Two of Pereira’s friends recently had a complicated breakup. She sided with one of them after discovering the other went to ChatGPT, a infamously awful therapy alternative, not their partner, when they wanted to talk about their feelings. “It’s like they refused to sit through any difficult human feelings,” she said. “They just wanted to process something and move on, which is not how things work.”

Suddenly I couldn’t do it by myself. I was too reliant on AI to do the most basic things [at work].

Richard Barnes, a 31-year-old marine biologist and server in Hawaii, shares comparable sentiments. “I don’t know if I would think differently about someone who uses ChatGPT, but I would be like, ‘come on,’” he said. “You don’t need to depend on it to make a grocery list. Your life is likely not that hard. We can make the list together.”

Well-Known Figures and Tech Insiders Speaking Out.

When director Guillermo del Toro said he would “rather die” than use AI tools, it made news. Similarly, SZA’s Instagram stories rant against the tech cautioning about “environmental racism” and expressing fear over users who are “codependent on a machine”. Ditto still for when Simu Liu, Alison Roman, Céline Dion, Emily Blunt, and others make statements that are skeptical of AI in their respective industries. I think these quotes spread widely for a cause: people sympathize with them.

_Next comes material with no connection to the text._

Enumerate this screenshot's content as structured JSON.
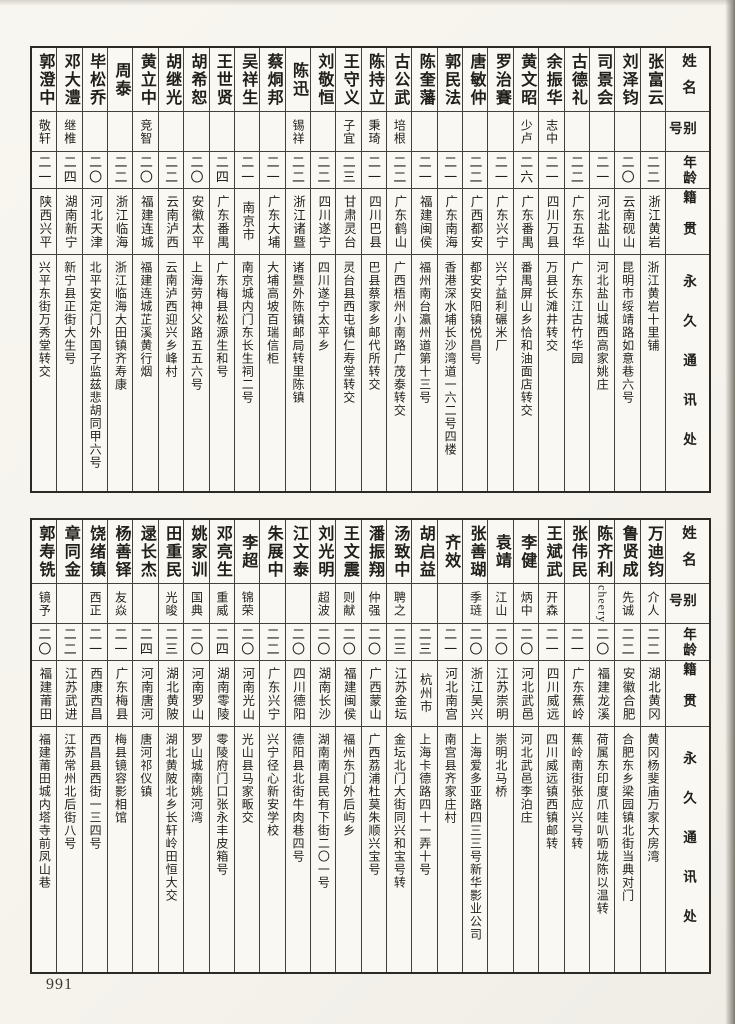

Even, to an extent, the people who run the tech industry. Last month, Pinterest added a filter that lets users disable AI content. Meta lets users hide, but not entirely deactivate, comparable slop on Instagram. Sources indicated that “cursor resistance” is on the rise, as some Silicon Valley techies refuse to use AI to write their code.

{Luciano Noijeen, a lead software engineer based in Greece and the Netherlands, told me that he eagerly used AI in the past to write or enhance his coding.|According to Luciano Noijeen, a {lead|

Robert Armstrong
Robert Armstrong

A theoretical physicist and science writer with a passion for making complex concepts accessible to a broad audience.